SPOILERS for LOST.
Jack’s leadership is defined by two things: his enthusiasm for giving people what they want, and his ability to react in the moment. His choice to take up leadership in the first place comes from other people wanting him to take up leadership against his personal wishes, and people want him to take up leadership because they see him successfully navigate the crisis of a plane crash. These two things end up defining the choices he makes as leader; he’s largely reacting to one crisis after another, and his reactions are based on what would make these specific people in this specific community happy. People need water, so he goes and finds water. Locke wants to push the button, so he helps Locke push the button. Michael wants to find his son, so he helps Michael find his son. Another way of looking at it is that Jack uses the role of leadership to create community, and that means both his problems and solutions come from the people in that community. That sense of reacting creates its own problems and solutions too; Jack’s terrific ability to move in a crisis serves him extremely well when he’s dealing with an area in his expertise, but when he’s faced with a situation he doesn’t fully understand, he’ll pick one easy explanation and commit to it wholeheartedly.
Ben’s leadership is defined by expressions of power. He chose to become a leader because he was tired of feeling weak, and most of his decisions are based around seizing or flaunting power; much of what he does on a day-to-day level is about survival, but he only has to survive because he took on enemies as grand as he wants to be. Even the fact that he’s serving Jacob only flatters him with an extraordinary amount of power – the same way people can believe in an all-powerful God and that they are important because they have a direct line to him.

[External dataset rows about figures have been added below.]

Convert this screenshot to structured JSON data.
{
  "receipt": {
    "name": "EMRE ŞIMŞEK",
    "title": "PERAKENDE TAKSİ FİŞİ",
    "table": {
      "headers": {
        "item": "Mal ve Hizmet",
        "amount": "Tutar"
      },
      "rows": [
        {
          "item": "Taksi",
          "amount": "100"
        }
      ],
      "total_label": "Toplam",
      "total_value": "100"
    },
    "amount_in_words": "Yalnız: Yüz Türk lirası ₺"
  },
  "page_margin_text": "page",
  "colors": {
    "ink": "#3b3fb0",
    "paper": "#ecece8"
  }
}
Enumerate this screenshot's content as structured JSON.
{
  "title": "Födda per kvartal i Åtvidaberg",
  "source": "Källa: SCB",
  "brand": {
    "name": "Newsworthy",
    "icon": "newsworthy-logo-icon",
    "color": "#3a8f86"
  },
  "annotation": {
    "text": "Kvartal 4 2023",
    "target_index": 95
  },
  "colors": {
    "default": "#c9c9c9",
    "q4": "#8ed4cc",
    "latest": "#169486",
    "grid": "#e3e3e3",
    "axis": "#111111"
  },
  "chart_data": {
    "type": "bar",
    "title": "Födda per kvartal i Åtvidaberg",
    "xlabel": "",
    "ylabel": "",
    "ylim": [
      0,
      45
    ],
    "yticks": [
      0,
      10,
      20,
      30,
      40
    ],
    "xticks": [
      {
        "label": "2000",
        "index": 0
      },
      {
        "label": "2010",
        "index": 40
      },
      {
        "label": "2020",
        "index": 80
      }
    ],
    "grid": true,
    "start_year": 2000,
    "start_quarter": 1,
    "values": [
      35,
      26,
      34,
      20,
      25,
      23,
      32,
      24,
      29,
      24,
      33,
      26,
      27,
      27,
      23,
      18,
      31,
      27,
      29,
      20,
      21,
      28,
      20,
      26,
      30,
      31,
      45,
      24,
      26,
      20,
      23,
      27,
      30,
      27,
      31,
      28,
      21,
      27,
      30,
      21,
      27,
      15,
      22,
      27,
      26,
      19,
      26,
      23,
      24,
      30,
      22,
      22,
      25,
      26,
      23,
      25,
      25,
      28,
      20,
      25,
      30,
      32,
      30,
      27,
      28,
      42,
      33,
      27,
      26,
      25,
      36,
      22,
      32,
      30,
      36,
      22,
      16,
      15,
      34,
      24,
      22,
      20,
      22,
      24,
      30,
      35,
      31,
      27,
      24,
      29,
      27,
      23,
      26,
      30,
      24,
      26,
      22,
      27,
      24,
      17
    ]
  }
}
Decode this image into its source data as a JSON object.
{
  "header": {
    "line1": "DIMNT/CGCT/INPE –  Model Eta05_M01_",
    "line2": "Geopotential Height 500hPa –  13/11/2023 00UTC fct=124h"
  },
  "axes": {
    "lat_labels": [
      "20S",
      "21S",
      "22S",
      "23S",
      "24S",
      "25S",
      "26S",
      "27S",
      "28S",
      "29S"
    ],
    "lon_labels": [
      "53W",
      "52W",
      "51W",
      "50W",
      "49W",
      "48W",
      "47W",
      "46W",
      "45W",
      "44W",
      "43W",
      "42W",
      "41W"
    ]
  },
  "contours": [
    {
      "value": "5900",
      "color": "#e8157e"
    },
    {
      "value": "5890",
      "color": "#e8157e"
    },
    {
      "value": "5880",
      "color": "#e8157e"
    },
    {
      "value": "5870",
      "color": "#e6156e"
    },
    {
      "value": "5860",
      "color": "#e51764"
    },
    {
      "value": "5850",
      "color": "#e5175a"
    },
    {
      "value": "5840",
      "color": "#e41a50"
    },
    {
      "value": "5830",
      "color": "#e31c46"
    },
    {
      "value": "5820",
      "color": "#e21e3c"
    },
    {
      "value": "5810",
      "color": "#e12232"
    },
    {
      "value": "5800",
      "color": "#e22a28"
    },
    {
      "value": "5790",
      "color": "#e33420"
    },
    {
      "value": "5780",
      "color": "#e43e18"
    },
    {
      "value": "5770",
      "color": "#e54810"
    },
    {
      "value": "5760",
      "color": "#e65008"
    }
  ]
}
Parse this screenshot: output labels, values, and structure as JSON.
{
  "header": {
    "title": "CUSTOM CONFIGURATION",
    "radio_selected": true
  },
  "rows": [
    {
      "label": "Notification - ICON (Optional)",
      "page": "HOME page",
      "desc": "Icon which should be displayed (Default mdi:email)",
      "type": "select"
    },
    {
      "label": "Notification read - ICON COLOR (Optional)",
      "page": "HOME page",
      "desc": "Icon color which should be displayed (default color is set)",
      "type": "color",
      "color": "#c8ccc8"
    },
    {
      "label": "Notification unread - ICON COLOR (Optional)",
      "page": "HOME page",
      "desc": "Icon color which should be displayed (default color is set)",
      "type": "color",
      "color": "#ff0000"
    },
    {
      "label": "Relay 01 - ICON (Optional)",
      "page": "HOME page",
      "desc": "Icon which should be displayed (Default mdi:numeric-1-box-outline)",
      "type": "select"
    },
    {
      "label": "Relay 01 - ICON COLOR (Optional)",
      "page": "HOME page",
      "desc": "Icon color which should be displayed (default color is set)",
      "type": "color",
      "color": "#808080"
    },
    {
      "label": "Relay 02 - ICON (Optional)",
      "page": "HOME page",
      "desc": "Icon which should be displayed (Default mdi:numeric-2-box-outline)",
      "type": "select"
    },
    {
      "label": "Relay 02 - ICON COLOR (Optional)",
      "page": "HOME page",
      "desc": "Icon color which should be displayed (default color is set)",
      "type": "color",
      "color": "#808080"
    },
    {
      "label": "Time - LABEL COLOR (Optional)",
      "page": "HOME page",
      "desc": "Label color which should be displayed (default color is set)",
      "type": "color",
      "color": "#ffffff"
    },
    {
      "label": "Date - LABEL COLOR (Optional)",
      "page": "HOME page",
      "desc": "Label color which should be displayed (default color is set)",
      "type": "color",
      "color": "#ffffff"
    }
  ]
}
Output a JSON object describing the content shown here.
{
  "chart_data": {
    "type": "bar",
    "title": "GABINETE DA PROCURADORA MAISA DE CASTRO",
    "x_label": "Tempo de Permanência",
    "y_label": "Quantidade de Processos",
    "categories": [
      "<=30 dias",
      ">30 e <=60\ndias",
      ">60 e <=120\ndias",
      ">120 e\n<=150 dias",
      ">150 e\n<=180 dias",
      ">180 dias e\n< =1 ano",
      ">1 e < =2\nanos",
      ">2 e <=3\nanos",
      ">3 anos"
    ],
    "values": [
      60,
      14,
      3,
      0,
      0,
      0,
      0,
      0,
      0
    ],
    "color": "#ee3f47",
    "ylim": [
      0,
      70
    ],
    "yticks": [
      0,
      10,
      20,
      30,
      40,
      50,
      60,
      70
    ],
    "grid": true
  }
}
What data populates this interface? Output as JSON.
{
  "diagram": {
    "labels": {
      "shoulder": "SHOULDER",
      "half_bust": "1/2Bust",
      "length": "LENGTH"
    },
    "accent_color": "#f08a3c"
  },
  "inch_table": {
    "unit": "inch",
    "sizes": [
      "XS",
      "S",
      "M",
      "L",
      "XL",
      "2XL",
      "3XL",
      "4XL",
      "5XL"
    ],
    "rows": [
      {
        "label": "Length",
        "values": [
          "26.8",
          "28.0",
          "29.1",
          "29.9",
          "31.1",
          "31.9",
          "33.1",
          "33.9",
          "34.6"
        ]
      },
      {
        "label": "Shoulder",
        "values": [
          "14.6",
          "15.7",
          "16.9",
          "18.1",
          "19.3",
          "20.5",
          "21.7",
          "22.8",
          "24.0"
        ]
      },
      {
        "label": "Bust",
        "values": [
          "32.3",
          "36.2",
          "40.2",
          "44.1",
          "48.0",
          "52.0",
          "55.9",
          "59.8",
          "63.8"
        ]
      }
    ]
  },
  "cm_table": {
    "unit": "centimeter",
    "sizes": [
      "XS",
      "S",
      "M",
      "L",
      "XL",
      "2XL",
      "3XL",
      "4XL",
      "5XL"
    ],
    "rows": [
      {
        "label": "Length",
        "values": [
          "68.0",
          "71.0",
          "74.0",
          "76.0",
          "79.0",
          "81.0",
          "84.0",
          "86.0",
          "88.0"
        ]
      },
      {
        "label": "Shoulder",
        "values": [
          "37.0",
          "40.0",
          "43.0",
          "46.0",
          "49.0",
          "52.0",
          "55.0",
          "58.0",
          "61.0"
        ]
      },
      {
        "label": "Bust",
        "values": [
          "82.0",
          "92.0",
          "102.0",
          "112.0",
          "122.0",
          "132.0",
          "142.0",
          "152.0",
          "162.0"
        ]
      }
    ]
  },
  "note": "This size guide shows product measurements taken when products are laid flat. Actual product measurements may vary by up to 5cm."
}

Backing this up is his particular, peculiar kind of intelligence – he’s able to weave together all the disparate details around him into a coherent picture, and he can use that picture to determine the best next step to take. In his own way, he’s as reactive as Jack, but he’s reacting to the whole picture rather than with pure impulse. For him, it’s not so much a community as it is a system that he’s pushing about at will.
James rises to a position of leadership in season four in a manner not too dissimilar from Jack at the start of the show – he happens to be in the right place at the right time with the right kind of competence, confidence, and charisma. It’s there that the similarities end. Admittedly, he’s thrown into a situation that he has a better grasp of than Jack ever did, but he’s also operating from a different set of principles. There’s a point where he criticises Jack for simply reacting, and his leadership is based not on a vague and wish-washy idea of ‘fixing things’, but on a single, quantifiable goal: keep everybody alive and safe. He’s less distracted by the emotions of others – less willing to go along with something just because other people want it, less interested in telling people what they want to hear – and so he has a real knack for solving problems both in the moment and long-term. It’s a visionary leadership, where he has one goal centering him on both micro and macro levels; part of the fun of seasons four and five is watching him essentially juggling a todo list, and he puts his people in positions where they can be the most effective.
Jacob and The Man In Black
If you look at LOST as a mystery, then part of the journey is discovering that Jacob and The Man In Black have been acting out two schemes for longer than the run of the show in season five’s finale. If you look at LOST as an exploration of the nature of leadership, then Jacob and The Man In Black are the apotheosis. James’s goal was clear but nonspecific, which gave him some flexibility in its expression and allowed him to sustain it a long time. The Man In Black has one specific action he’s trying to do (get off the island) while Jacob has a specific action he’s trying to prevent (destruction of the heart of the island). Every action both men are doing is about getting to their particular action (or I suppose maintaining a particular action, in Jacob’s case). They ruthlessly use the people and elements of their systems to advance their specific agendas, using every moment to set something in motion that they think might help later. John Locke never quite manages to achieve a leadership role; the one chance he gets in season three implodes almost immediately, because he’s simply that unstable and directionless. But I like to think that The Man In Black in seasons five and six really does show us what kind of leader John could have been if he’d achieved inner peace.
Hurley receiving the mantle of leader is one of the last actions of the show, so we never actually see what kind of leader he is, but we can make a pretty good guess based on what we see in the show, and I think Ben assesses him correctly. Hurley will use the system he has as an expression of the infinite capacity to love within him. Jack made people happy, but Hurley will generate happiness within himself and use the island and the system of it to project that happiness out into the world, just like he did when he built a golf course and got the van working and made everybody lunch. He also has the self-awareness and lack of ego to bring in someone he trusts to compensate for his weaknesses and guide him through tougher decisions.